潙:「なあ、もし新参の僧がノコノコやってきたら、オマエならどうやって実力を測るかな?」
仰:「そんなの簡単ですよ!」
潙:「ほう! どうするんだい?」
仰:「まず僧が目の前に来るじゃないですか。そこで私は払子を持った手をあげて「おい、オマエさんにコレはあるかな?」と尋ねます。

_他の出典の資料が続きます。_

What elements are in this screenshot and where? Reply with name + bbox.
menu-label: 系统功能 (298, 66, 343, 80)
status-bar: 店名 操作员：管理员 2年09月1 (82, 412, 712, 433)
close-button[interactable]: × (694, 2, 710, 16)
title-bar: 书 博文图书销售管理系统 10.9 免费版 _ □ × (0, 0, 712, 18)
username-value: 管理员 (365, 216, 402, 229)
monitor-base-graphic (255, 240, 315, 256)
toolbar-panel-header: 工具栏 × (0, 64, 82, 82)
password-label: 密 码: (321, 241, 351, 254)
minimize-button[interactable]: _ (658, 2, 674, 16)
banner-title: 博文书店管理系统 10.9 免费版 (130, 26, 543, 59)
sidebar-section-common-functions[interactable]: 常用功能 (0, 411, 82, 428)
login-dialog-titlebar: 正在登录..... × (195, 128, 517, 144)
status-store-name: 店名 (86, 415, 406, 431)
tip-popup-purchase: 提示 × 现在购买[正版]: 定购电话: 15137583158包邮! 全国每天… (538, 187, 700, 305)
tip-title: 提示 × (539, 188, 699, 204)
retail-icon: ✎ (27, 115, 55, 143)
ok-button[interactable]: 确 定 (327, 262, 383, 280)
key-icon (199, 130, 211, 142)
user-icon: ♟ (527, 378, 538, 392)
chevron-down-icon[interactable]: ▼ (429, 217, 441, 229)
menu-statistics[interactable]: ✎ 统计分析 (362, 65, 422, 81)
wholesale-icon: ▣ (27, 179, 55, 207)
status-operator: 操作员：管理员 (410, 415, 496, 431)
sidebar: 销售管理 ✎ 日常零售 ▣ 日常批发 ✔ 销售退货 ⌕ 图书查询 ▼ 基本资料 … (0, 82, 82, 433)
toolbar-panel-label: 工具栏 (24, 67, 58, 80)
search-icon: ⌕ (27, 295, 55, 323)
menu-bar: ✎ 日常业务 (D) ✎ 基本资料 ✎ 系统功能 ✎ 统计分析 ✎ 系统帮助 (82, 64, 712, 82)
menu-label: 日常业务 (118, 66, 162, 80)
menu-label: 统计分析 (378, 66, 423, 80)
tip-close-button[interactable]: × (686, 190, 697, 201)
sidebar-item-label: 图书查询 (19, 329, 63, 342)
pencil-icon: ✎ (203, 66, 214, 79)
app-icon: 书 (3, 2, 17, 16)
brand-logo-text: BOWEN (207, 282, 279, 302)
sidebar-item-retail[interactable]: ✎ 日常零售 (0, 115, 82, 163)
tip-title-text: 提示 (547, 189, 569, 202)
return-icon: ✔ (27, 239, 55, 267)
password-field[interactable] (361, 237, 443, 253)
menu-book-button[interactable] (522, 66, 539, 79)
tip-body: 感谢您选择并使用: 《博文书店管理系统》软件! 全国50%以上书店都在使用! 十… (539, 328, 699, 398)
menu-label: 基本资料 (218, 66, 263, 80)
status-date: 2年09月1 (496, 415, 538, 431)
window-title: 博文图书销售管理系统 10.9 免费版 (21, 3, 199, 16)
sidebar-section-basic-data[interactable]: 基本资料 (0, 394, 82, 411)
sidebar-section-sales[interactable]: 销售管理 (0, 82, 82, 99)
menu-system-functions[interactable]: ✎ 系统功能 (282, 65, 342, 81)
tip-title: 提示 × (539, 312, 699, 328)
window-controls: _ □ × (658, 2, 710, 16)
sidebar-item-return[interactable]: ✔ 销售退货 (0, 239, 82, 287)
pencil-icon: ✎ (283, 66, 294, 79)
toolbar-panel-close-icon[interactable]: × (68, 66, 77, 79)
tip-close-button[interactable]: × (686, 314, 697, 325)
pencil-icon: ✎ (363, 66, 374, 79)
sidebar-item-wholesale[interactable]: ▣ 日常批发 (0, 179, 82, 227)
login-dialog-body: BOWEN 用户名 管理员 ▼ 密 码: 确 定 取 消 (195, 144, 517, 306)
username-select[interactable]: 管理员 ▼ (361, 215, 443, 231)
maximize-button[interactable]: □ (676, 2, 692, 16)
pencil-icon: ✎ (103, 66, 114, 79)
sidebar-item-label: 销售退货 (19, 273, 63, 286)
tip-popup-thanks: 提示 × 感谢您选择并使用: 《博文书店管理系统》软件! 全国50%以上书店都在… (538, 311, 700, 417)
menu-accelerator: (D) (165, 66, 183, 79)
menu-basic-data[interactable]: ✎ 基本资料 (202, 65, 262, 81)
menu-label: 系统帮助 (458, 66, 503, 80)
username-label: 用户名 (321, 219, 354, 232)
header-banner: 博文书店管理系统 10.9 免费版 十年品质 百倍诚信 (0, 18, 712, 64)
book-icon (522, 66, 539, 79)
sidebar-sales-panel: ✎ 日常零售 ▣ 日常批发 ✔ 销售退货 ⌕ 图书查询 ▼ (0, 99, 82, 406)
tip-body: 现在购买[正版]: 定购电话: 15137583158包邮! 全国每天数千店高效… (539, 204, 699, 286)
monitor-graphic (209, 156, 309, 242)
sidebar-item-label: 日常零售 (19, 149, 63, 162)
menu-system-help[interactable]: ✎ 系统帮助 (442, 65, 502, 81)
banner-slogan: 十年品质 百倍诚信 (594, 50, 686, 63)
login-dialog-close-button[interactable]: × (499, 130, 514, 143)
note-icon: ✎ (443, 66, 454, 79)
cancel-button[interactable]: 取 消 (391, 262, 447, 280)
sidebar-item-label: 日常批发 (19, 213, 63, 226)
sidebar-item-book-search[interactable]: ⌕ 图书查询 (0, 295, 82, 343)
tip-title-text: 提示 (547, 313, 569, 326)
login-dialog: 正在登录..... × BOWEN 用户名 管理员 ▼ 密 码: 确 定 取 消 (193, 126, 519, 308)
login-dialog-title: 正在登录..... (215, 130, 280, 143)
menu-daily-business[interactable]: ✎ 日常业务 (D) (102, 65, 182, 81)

で、その僧が何かアクションしようとしたら、すかさず「それはいいけど、アッチはどうなんだい?」と尋ねるのです!」
潙:「・・・な、なんという凄腕じゃ!!」
同じような話が馬祖和尚と弟子の百丈和尚の間にもありますね。
馬:「オマエはどこから来たんじゃな?」
百:「山の下からに決まってるじゃないですか。」
馬:「途中で人に逢ったじゃろう。」
百:「いや、それらしい人には逢いませんでしたね。」
馬:「・・・なんで逢わないんじゃ?」
百:「逢っていたならばとっくに和尚に示しています。」
馬:「オマエ、その芸風はどこからもってきたのじゃ?」
百:「申し訳ありません。私が悪うございました。」
馬:「・・・いや、悪かったのはワシの方じゃ。」
・・・ワケがわからないのは毎度のことですが、実はこの2つの会話は同じことについて語られているのです。
もしも「五老峰に登ったか?」などと尋ねられたなら、ちゃんと物事を考えている人であれば「そりゃえらいこっちゃ!!」と叫びだすべきところなのですが、意識の低い人だと何も考えずに「登ってませんが何か?」などと答えてしまう。
仰山和尚も「ダメこりゃ」と思ったのならばその場で怒鳴りつけるとか殴りつけるとかしておけば、その後のグダグダは避けられたと思うのですが、「廬山に行ったことにならない」などとおっしゃる。
これを優しさと言わずしてなんとしましょう。